With all these posts about bugs, I’m beginning to worry that I’m losing my touch when it comes to wildlife that is bigger and bonier. But today had some surprises in store that were right up my alley. With all the heat, the herpetofauna is livening up, and better late than never.
Sunning itself on a rock was this little guy: a juvenile green iguana. The males of these will grow into the familiar, orange-crested, Godzilla-evoking lizards popular in the US for the pet trade and in most of Central America for the pot. They’re delicious, is what I’m saying.
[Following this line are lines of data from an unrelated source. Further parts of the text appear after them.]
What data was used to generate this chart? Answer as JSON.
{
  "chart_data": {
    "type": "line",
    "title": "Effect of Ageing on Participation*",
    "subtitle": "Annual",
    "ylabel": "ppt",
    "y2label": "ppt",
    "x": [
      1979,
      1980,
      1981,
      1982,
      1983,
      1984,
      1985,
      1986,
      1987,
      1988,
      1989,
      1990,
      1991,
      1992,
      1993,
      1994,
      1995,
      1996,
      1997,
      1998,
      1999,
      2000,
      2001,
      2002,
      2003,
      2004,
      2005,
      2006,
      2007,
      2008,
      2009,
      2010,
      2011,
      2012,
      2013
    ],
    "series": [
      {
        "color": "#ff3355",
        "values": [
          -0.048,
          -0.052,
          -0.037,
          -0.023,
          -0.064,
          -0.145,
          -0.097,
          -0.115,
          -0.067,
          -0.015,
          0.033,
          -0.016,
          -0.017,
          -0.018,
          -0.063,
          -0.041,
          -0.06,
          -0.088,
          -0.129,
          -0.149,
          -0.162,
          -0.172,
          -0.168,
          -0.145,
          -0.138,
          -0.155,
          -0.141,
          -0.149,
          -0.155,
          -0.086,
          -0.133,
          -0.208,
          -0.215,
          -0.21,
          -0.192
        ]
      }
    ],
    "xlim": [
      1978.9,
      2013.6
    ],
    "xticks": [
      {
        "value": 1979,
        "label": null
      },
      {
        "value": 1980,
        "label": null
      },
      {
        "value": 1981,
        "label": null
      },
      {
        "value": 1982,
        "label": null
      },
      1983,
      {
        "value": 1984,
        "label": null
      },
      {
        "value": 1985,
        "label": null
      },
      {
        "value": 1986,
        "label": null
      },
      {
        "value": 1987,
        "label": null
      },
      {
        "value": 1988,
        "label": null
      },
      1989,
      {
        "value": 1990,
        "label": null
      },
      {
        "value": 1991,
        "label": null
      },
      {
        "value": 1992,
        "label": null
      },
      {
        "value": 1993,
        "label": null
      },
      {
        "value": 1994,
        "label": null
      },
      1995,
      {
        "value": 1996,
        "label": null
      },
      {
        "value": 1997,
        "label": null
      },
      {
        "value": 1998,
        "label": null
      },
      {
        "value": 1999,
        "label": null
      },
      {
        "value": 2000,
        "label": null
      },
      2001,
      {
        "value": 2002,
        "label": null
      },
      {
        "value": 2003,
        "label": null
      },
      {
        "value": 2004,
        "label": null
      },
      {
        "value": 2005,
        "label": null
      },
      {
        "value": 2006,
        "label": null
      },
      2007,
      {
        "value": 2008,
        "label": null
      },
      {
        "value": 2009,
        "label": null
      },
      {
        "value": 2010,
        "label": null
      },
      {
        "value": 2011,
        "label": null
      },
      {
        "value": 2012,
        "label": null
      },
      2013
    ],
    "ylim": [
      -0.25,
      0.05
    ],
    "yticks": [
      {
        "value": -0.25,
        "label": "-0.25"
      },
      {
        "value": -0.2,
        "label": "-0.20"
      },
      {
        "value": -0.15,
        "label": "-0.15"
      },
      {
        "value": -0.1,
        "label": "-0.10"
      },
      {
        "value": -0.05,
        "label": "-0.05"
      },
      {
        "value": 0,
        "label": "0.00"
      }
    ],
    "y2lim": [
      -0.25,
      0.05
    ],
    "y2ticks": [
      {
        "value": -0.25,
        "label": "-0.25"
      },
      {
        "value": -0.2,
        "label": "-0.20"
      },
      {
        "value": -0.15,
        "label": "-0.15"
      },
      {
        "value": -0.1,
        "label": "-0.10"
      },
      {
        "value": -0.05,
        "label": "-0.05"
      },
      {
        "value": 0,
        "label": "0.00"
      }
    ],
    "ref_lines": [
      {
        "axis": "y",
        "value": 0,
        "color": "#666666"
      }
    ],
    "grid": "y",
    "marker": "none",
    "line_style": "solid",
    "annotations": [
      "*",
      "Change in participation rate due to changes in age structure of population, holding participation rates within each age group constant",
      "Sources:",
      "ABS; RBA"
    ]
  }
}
Halfway through a particularly dull damselfly test, I noticed that I was nearly sitting on a leaf that a tiny glass frog was using as a bed. As it was a juvenile, I couldn’t be sure of the species, but members of this Family have translucent skin through which you can see their bones and internal organs. Makes for a good anatomy lesson along with a taxonomical one. These things are hard to find, even in the wet forest where they usually live. What this one was doing in a dry forest, I couldn’t say. He’s a long way from home, and at serious risk of drying out if he keeps spending daylight hours out in the sun.
But what really made my day was when a coworker called me over with my favorite call: “Snake!” The individual in question turned out to be am appropriately named salmon-bellied racer, which sure enough flashed its salmon colored belly and dashed off. However, they sacrifice strength for speed, and when it cornered itself under a rock and tried to worm its way into a cicada burrow to hide, I caught it no problem. Very feisty, but it didn’t try to bite.
Besides these, we’ve seen the regular suspects of ameivas, or whiptail lizards, along with basilisks and stream anoles, plus another turtle crossing the road. Am I not entertained?